Assessment of operational loss data and its implications for capital modeling

Assessment of operational loss data and its implications for capital modeling

Ruben, can you please tell the Risk Insights readers about yourself and your professional experiences?

My background is in mechanical engineering. After getting my PhD, I spent 10 years on the faculty of an American university, teaching and conducting research in fluid mechanics and thermodynamics. I then changed my career path, got a Masters degree in economics, went into banking about 17 years ago and have since worked in various areas, including asset management, corporate finance, audit, operational risk analytics and model risk.

At the New Generation Operational Risk Summit in March you will be assessing operational loss data and its implications for capital modelling. Why do you believe this is a key talking point?

Operational risk is a relatively new area and the analytics we see today that support it go back only as far as 10 to 15 years. My nearly 10 years of experience in operational risk analytics has shown me that this area is overly complicated because there is no established theory to back it up.

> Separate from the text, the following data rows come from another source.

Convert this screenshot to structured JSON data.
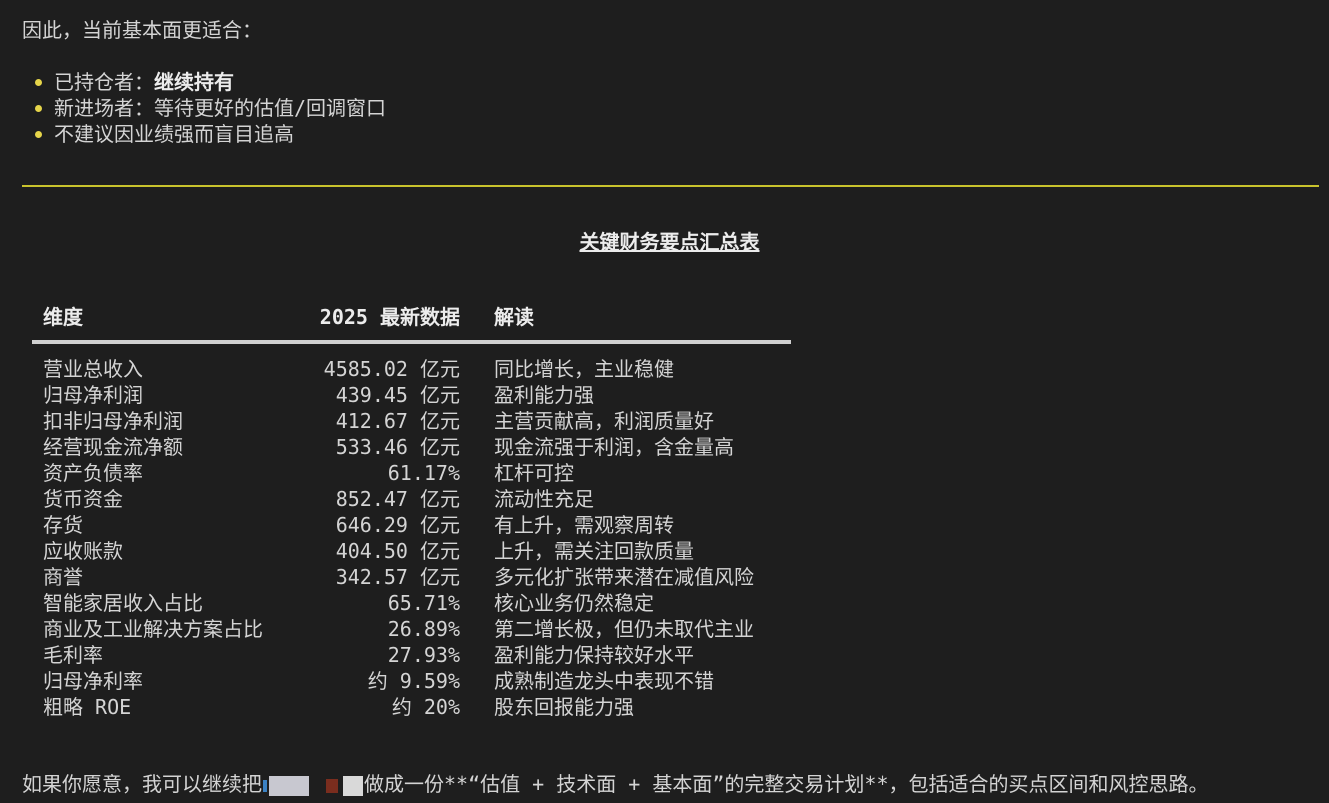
{
  "intro": "因此，当前基本面更适合：",
  "bullets": [
    {
      "prefix": "已持仓者：",
      "strong": "继续持有"
    },
    {
      "prefix": "新进场者：等待更好的估值/回调窗口",
      "strong": ""
    },
    {
      "prefix": "不建议因业绩强而盲目追高",
      "strong": ""
    }
  ],
  "colors": {
    "background": "#1e1e1e",
    "text": "#d4d4d4",
    "accent": "#c9c32d",
    "bullet": "#e6d54a"
  },
  "table": {
    "title": "关键财务要点汇总表",
    "headers": [
      "维度",
      "2025 最新数据",
      "解读"
    ],
    "rows": [
      [
        "营业总收入",
        "4585.02 亿元",
        "同比增长，主业稳健"
      ],
      [
        "归母净利润",
        "439.45 亿元",
        "盈利能力强"
      ],
      [
        "扣非归母净利润",
        "412.67 亿元",
        "主营贡献高，利润质量好"
      ],
      [
        "经营现金流净额",
        "533.46 亿元",
        "现金流强于利润，含金量高"
      ],
      [
        "资产负债率",
        "61.17%",
        "杠杆可控"
      ],
      [
        "货币资金",
        "852.47 亿元",
        "流动性充足"
      ],
      [
        "存货",
        "646.29 亿元",
        "有上升，需观察周转"
      ],
      [
        "应收账款",
        "404.50 亿元",
        "上升，需关注回款质量"
      ],
      [
        "商誉",
        "342.57 亿元",
        "多元化扩张带来潜在减值风险"
      ],
      [
        "智能家居收入占比",
        "65.71%",
        "核心业务仍然稳定"
      ],
      [
        "商业及工业解决方案占比",
        "26.89%",
        "第二增长极，但仍未取代主业"
      ],
      [
        "毛利率",
        "27.93%",
        "盈利能力保持较好水平"
      ],
      [
        "归母净利率",
        "约 9.59%",
        "成熟制造龙头中表现不错"
      ],
      [
        "粗略 ROE",
        "约 20%",
        "股东回报能力强"
      ]
    ]
  },
  "footer": {
    "before": "如果你愿意，我可以继续把",
    "after": "做成一份**“估值 + 技术面 + 基本面”的完整交易计划**，包括适合的买点区间和风控思路。"
  }
}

We are being bombarded with data from all sides and, in the absence of an undisputed theory, it is a huge challenge to put all these data together in a way that they can be used appropriately in a model. The capital modelling that comes with it is another big challenge all by itself. My presentation is about a different way to look at and assess operational loss data. It is important to look at data in different ways, especially now that operational risk capital modelling is undergoing some major changes.

See more on what’s being discussed at New Generation Operational Risk: Europe

Why is it important to introduce a method for dealing with operational loss data?

The method I’m introducing to operational risk modelling is not a theory, but a mathematical procedure that has been around for almost 140 years and which can be used to look at operational loss data in a different light. The approach is very popular in the area of experimental fluid mechanics, where, among other things, it is used to extrapolate the results of tests conducted on models to actual prototypes. I’m applying this method to operational risk to help distinguish between the many different types and behaviours that we see in the loss data.

How do you see the role of the operational risk professional changing over the next 6-12 months?

Notwithstanding cyber risk, which has lately gained a considerable amount of attention among operational risk professionals, and concentrating on operational risk modelling for our purposes here, the aim has more recently revolved around making capital modelling more transparent, simple and consistent across different banks. These characteristics are all contained within the newly proposed SMA operational risk model.

Although it is still in its early days and going through serious criticisms, the SMA will eventually transform into the new generation of capital model and be accepted by the majority in the field. When this is all accomplished, risk managers can become more actively involved in the analytics, which will, in turn, give them a deeper understanding of the processes that underlie operational losses and their relationships with capital. A better understanding of the loss processes and their impact on capital can then help risk managers focus their efforts more efficiently to control losses and reduce capital requirements.